Dal lavoro sul campo è poi nato anche Biodiversity network, la Rete innovativa dei custodi della terra. Si tratta di una piattaforma digitale, oggi in fase di attuazione, che punta a creare il primo mercato della biodiversità agricola e alimentare. L’obiettivo è connettere aziende, territori e consumatori, valorizzando le varietà locali e i servizi ecosistemici legati all’agricoltura, in un network innovativo. Il progetto è stato sviluppato all’interno del National biodiversity future center (Nbfc), il grande cluster di ricerca finanziato dall’Unione europea e promosso, tra gli altri, dal Consiglio nazionale delle ricerche (Cnr) e dal ministero Università e ricerca (Mur).

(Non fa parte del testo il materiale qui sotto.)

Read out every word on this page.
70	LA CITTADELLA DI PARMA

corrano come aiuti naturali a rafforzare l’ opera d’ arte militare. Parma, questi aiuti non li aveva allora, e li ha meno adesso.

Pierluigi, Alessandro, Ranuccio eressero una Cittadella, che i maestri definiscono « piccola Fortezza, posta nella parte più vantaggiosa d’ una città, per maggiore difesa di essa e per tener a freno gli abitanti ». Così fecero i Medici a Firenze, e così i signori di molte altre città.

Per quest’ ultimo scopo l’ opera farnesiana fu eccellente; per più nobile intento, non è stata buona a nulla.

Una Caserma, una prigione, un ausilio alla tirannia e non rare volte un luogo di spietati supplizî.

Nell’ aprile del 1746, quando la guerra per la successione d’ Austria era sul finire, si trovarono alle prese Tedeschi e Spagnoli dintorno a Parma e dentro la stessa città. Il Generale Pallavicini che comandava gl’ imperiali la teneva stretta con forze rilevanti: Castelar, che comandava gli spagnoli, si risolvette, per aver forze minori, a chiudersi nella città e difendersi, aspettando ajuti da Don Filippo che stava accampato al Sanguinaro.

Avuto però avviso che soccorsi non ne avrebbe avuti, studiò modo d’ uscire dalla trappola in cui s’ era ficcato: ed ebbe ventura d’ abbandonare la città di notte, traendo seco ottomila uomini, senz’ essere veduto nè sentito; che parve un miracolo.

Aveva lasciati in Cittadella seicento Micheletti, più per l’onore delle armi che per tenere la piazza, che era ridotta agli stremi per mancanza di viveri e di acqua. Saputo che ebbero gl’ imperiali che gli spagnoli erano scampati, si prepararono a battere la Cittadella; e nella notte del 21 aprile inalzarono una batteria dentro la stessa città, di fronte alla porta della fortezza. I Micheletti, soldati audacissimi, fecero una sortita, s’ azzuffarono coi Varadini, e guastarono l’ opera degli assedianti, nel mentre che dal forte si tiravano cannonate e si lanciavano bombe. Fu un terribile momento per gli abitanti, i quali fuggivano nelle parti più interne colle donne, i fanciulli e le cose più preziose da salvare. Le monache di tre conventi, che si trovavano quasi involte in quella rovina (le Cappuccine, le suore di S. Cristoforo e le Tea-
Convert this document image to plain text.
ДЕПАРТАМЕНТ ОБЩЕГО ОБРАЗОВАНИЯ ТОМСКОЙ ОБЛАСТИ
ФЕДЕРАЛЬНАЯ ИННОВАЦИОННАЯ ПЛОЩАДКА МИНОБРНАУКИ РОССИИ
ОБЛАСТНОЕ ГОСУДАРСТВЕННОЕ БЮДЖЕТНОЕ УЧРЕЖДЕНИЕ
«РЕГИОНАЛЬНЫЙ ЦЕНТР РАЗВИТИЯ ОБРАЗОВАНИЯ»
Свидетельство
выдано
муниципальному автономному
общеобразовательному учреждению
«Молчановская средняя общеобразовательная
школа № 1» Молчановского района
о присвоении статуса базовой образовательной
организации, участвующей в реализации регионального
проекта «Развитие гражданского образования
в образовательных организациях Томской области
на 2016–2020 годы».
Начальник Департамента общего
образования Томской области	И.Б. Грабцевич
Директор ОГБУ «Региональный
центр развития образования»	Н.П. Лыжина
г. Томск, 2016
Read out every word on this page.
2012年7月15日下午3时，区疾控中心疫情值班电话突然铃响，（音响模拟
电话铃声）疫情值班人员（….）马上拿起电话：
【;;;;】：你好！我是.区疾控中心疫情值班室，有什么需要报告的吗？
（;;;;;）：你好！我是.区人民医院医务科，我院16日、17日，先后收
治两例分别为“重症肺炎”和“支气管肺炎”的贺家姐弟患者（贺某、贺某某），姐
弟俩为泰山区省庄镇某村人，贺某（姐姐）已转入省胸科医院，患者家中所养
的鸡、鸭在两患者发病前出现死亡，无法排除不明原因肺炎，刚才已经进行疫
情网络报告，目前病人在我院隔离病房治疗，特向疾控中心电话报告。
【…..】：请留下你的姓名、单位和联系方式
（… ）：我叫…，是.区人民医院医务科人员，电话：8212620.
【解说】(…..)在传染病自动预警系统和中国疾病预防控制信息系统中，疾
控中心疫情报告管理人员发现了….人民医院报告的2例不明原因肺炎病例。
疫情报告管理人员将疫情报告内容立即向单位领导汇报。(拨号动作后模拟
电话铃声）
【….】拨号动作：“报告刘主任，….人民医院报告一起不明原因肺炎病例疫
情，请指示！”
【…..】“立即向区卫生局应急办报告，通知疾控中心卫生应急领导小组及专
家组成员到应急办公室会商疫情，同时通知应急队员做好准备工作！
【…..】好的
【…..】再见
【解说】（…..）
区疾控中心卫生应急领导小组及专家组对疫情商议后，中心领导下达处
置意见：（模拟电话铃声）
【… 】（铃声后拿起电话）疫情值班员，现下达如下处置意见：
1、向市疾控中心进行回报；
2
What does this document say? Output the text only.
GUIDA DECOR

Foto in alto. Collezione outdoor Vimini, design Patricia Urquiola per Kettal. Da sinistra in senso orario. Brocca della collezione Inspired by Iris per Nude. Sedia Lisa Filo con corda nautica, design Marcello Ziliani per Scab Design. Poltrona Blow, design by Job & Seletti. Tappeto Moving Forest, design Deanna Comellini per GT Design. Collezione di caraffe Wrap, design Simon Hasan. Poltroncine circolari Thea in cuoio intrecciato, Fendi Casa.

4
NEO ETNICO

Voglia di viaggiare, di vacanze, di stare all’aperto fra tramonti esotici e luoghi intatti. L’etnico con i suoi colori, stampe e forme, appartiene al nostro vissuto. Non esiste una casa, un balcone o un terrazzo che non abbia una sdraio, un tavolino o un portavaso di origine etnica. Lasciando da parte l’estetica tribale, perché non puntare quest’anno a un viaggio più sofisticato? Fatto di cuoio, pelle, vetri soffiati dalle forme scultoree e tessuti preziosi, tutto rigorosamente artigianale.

Il messaggio è chiaro: recuperare la biodiversità agricola non significa solo conservare varietà antiche, ma costruire un nuovo paradigma economico fondato sulla salute, la cultura e la sostenibilità. “Ogni seme salvato è un atto di libertà – conclude Dugo -. È la possibilità di un futuro in cui l’economia non consuma la terra, ma la rigenera”. E di rigenerazione, con la crisi climatica e la perdita di biodiversità che bussano alle nostre porte, si avverte un disperato bisogno.